Of course, Zelda 1 can still be absolutely savage. Miss the cave at the start and you can wander off without a sword. Some progression depends on bombing walls that are not exactly obvious, and bombs are limited. No quest marker, no glowing trail, no NPC screaming “go here bro.” Just you, a map, enemies, secrets, and pain.
Miyamoto admitted the team was concerned players might feel lost right from the beginning and reject the game. Fair worry, honestly. Even today, plenty of modern players bounce off games when the objective is not clearly spoon-fed. But that uncertainty became part of Zelda’s identity: curiosity, experimentation, and that “wait, can I do this?” feeling.

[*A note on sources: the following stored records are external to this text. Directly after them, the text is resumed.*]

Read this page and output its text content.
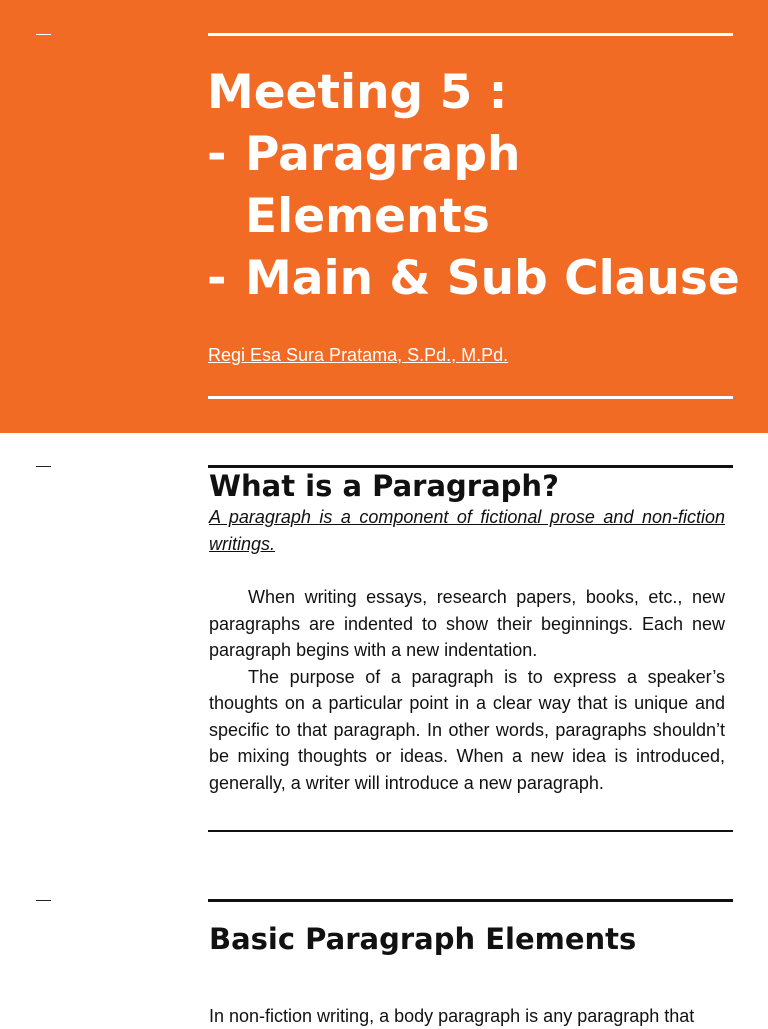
Meeting 5 :
- Paragraph
Elements
- Main & Sub Clause
Regi Esa Sura Pratama, S.Pd., M.Pd.
What is a Paragraph?
A paragraph is a component of fictional prose and non-fiction writings.

When writing essays, research papers, books, etc., new paragraphs are indented to show their beginnings. Each new paragraph begins with a new indentation.

The purpose of a paragraph is to express a speaker’s thoughts on a particular point in a clear way that is unique and specific to that paragraph. In other words, paragraphs shouldn’t be mixing thoughts or ideas. When a new idea is introduced, generally, a writer will introduce a new paragraph.

Basic Paragraph Elements
In non-fiction writing, a body paragraph is any paragraph that
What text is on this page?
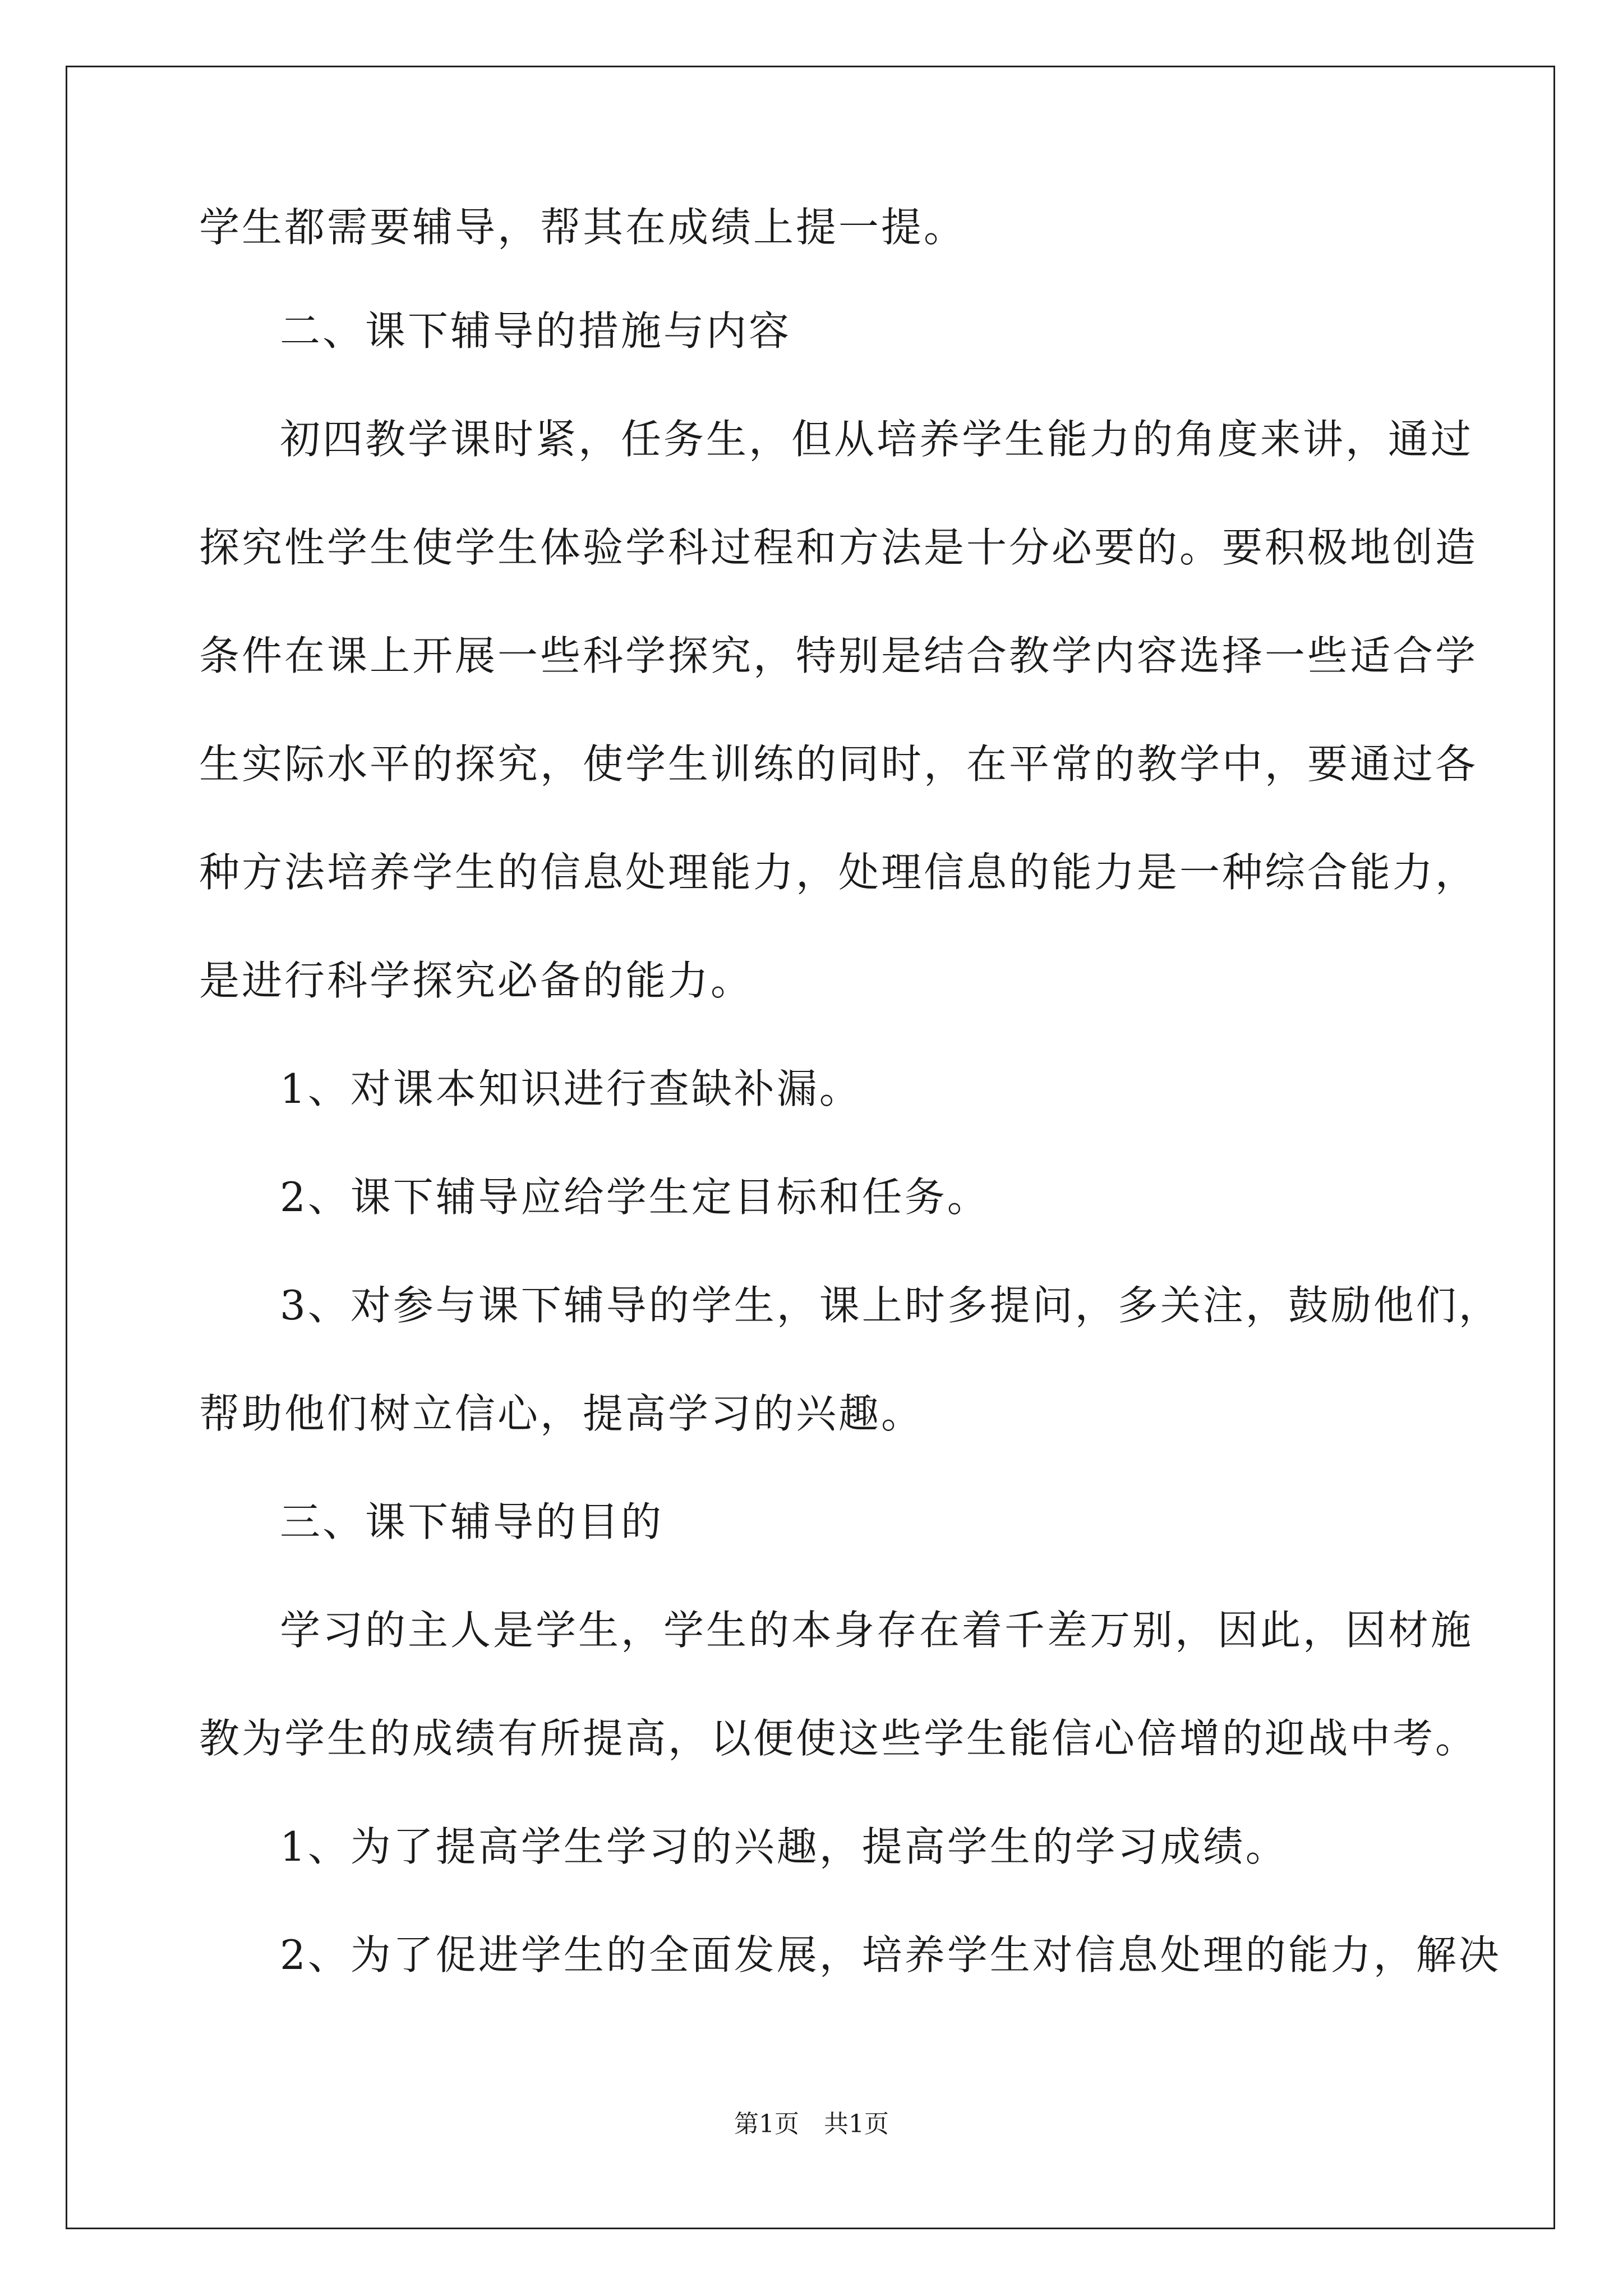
学生都需要辅导，帮其在成绩上提一提。
二、课下辅导的措施与内容
初四教学课时紧，任务生，但从培养学生能力的角度来讲，通过
探究性学生使学生体验学科过程和方法是十分必要的。要积极地创造
条件在课上开展一些科学探究，特别是结合教学内容选择一些适合学
生实际水平的探究，使学生训练的同时，在平常的教学中，要通过各
种方法培养学生的信息处理能力，处理信息的能力是一种综合能力，
是进行科学探究必备的能力。
1、对课本知识进行查缺补漏。
2、课下辅导应给学生定目标和任务。
3、对参与课下辅导的学生，课上时多提问，多关注，鼓励他们，
帮助他们树立信心，提高学习的兴趣。
三、课下辅导的目的
学习的主人是学生，学生的本身存在着千差万别，因此，因材施
教为学生的成绩有所提高，以便使这些学生能信心倍增的迎战中考。
1、为了提高学生学习的兴趣，提高学生的学习成绩。
2、为了促进学生的全面发展，培养学生对信息处理的能力，解决
第1页　共1页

This is why the original Zelda still matters to SEA fans now. A lot of us came into Nintendo late because PlayStation, PC cafes, mobile games, and affordable Android gaming dominated the region for years. But Zelda’s influence is everywhere: open-world discovery, dungeon logic, environmental problem-solving, and games that reward players for being nosy.
Breath of the Wild later pulled heavily from that first-game spirit, giving players freedom again instead of locking everything behind a strict route. So when people say modern Zelda “changed” the formula, the funnier truth is that it also circled back to what Miyamoto wanted in the beginning.
Zelda was Nintendo’s answer to RPGs, yes — but not by copying them. It answered with movement, secrets, danger, and the belief that players are smart enough to get lost and still find their way.